His wife works as an auditor, and they have an income that allows them to live comfortably. They take their children to public schools, and they have a home and two cars that they use as their family cars. The family mostly has white friends as the couple interacts with and form part of their family. Importantly, they go to church every Sunday and are serious about religion. The views that Deon Smith holds got shaped by the social circle that he lives in, and they influence the way he works as a police officer in the state.
My views are different from Deon’s primarily because of the backgrounds we got raised in and the society we interact with daily. Deon comes from a well-off family, which gave him a comfortable upbringing, and it also facilitated his character development into the person he is today. He went to a private school for part of his schooling, influencing how he viewed society. Considering the upbringing and the exposure that person has at a young age impacts how people view different problems and the solutions they offer.
Den also has different views than mine due to being a father. When a person becomes a parent, it is expected that his views towards issues change as he prioritizes taking care of his children and family as a whole. His career also influences his views. Having worked as a policeman for ten years, he has different views than mine when considering the criminal justice system and its effectiveness. The consideration checks the experiences he has had in the system himself and the stories he has had from other law enforcement officers that he has worked with other the years.
Deon is a good interview choice for several reasons. The first is that he is a person that has worked in the criminal justice system. His insights into different issues can help provide an understanding brought by first had experience. The ability to give views and cases to support those views can go a long way in helping improve the understanding that people have of the problems that affect the criminal justice system. He can also provide clear insights into what works best and which areas could be improved to help develop the system.
Deon also fits the profile of a middle-aged white person who has both modern and traditional views. The issue of race in the criminal justice system is a significant problem, with most views indicating that the criminal justice system favors white people. There are also many cases of white police officers, judges and correctional officers that commit injustices. Getting the perspective of a white officer with experience will help explain the difference between those accused and those who feel that these people commit injustices. My interview will be very productive and informative, and I am looking forward to hearing his views.

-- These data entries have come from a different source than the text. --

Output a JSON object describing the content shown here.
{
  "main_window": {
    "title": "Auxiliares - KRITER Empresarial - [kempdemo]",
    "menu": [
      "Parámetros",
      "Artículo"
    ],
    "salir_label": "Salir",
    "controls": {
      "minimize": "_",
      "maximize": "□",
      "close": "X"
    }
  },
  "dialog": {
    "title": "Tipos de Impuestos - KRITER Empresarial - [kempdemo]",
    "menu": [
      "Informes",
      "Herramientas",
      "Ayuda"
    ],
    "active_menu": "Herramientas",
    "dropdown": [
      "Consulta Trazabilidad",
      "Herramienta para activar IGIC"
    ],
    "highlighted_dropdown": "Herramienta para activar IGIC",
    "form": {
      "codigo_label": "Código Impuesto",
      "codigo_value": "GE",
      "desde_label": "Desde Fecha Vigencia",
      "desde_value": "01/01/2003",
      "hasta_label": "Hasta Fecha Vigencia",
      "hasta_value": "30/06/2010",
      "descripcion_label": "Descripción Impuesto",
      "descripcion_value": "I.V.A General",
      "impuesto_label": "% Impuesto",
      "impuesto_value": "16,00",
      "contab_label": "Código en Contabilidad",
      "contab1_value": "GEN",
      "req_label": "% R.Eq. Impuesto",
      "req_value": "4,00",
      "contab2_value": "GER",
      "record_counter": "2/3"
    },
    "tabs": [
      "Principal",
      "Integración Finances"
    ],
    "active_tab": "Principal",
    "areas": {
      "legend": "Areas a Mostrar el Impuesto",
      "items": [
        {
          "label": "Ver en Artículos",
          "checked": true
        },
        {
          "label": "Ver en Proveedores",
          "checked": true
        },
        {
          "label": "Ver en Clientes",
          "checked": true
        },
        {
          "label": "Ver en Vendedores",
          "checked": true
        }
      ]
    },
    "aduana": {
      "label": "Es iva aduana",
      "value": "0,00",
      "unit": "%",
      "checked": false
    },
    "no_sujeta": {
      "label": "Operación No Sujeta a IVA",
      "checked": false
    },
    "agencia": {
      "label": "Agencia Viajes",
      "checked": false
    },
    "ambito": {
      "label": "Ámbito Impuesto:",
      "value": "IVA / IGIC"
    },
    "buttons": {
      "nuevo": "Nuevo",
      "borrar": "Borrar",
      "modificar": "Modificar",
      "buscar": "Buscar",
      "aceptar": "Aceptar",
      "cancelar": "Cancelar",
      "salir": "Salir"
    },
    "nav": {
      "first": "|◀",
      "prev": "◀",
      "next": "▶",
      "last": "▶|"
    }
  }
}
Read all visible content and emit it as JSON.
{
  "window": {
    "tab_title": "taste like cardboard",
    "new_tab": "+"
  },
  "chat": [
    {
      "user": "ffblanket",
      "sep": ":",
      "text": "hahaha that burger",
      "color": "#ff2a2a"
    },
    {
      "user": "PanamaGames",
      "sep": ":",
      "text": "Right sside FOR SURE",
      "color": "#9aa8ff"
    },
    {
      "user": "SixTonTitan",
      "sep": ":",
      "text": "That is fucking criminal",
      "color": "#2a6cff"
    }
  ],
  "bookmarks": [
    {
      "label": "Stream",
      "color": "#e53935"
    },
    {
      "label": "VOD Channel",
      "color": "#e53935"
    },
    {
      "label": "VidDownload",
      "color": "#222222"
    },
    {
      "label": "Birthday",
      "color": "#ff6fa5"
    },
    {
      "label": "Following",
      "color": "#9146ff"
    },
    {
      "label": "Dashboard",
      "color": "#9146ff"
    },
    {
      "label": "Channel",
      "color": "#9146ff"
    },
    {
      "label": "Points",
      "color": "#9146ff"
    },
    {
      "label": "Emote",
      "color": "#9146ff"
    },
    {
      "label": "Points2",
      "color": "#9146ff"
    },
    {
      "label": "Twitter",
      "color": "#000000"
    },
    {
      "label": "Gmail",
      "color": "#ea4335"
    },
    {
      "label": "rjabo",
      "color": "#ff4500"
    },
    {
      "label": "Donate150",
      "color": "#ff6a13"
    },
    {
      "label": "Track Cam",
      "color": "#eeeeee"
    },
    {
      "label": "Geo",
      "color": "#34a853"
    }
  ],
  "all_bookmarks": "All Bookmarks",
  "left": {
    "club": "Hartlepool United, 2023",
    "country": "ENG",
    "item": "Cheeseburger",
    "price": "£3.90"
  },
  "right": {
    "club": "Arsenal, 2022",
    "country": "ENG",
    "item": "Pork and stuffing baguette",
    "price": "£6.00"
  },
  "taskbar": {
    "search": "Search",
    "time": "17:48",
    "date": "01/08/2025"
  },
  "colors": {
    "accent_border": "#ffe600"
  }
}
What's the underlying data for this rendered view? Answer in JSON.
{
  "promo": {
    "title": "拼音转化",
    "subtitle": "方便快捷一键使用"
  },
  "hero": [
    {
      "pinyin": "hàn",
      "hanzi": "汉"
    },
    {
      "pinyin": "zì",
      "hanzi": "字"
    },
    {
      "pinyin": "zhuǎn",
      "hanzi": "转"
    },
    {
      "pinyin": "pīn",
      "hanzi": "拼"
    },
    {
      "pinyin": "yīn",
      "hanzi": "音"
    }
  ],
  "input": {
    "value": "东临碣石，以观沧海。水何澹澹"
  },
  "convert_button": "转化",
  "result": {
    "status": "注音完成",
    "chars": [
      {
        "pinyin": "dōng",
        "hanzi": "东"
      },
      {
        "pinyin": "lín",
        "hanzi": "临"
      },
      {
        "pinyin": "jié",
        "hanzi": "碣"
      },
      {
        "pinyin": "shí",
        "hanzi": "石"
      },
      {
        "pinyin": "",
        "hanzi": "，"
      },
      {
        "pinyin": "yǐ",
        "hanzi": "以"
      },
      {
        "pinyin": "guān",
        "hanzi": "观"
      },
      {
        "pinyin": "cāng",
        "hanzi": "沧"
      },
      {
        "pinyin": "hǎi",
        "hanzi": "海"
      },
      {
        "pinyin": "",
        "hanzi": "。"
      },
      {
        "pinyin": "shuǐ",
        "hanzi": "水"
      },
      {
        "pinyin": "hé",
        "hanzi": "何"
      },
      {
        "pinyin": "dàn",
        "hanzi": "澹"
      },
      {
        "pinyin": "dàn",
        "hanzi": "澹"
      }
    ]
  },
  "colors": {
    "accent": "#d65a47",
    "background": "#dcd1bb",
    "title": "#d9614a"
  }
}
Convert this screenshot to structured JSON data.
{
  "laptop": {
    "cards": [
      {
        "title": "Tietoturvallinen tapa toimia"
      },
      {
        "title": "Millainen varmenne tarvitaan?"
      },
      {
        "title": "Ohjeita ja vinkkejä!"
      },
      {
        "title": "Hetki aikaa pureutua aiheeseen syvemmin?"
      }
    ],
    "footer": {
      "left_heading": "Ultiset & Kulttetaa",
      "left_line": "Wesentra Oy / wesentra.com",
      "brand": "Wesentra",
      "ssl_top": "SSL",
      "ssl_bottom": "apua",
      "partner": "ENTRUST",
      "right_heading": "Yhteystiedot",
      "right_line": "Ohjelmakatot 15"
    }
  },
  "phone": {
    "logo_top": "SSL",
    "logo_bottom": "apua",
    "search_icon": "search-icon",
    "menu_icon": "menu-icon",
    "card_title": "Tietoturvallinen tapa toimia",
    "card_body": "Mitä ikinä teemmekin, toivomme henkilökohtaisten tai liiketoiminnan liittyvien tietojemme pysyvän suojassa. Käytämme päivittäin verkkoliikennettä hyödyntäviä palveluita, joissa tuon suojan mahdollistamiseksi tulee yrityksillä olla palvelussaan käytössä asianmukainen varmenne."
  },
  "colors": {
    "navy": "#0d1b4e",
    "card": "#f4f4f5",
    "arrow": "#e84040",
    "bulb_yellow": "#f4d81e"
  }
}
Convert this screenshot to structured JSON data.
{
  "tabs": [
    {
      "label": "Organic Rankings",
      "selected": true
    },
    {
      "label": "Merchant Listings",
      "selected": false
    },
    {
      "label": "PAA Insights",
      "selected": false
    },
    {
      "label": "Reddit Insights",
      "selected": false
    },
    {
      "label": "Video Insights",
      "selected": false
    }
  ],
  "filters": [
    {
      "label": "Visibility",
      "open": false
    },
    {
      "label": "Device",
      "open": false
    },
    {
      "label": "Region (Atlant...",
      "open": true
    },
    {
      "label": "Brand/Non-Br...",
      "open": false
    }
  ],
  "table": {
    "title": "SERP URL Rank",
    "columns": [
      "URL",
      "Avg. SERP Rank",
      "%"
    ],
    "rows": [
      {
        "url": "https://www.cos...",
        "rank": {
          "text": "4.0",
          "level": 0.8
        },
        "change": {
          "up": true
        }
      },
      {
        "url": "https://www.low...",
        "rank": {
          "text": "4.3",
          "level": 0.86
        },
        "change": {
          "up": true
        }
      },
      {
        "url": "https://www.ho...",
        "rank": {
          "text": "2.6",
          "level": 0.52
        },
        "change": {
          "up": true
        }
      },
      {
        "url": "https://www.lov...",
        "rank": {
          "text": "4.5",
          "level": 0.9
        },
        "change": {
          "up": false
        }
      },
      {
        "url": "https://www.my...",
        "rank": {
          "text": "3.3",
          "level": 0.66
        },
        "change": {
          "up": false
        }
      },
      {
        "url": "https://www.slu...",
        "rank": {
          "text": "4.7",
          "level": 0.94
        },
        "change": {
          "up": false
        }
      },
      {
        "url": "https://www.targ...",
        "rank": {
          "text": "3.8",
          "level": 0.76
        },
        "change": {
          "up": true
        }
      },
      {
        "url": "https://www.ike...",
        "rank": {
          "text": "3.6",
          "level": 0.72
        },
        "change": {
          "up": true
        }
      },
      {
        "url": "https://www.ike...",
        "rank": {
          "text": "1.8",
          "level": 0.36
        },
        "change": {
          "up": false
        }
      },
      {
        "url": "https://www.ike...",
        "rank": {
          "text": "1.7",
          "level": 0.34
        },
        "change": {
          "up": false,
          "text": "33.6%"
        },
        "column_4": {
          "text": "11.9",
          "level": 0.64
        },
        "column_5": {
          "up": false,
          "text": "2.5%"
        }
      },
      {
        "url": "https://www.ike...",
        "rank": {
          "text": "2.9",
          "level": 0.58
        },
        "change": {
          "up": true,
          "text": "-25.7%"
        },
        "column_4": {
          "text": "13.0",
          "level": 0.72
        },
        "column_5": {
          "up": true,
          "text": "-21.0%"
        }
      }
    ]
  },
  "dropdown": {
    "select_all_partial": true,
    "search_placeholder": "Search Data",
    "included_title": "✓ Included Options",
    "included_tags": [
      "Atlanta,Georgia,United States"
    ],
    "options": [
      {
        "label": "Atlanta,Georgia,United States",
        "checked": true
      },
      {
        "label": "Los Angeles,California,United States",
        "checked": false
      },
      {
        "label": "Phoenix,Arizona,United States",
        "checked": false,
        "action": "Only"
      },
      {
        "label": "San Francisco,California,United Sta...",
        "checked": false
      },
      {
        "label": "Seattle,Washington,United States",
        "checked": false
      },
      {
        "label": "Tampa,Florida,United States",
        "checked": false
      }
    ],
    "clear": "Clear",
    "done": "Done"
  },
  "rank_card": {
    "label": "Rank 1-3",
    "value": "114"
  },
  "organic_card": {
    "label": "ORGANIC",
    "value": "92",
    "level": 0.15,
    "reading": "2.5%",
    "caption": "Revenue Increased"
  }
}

Questions for the Interview
How effective is the criminal justice system?
Which parts of the criminal justice system could be improved?
What impact does race have on the criminal justice system, and are there any challenges brought by race?
Are the correctional facilities effective in helping reform convicts?
What is the perspective of minority populations on the relationship between them and the police?
What is the root cause of domestic terrorism?
Is there any connection between race and domestic terrorism?
Are police harshly judged when accused of racial discrimination in law enforcement?
What could be done to improve the relationship between the police and the people they serve?
Are there any laws you feel could help improve the relationship between police and the communities they serve?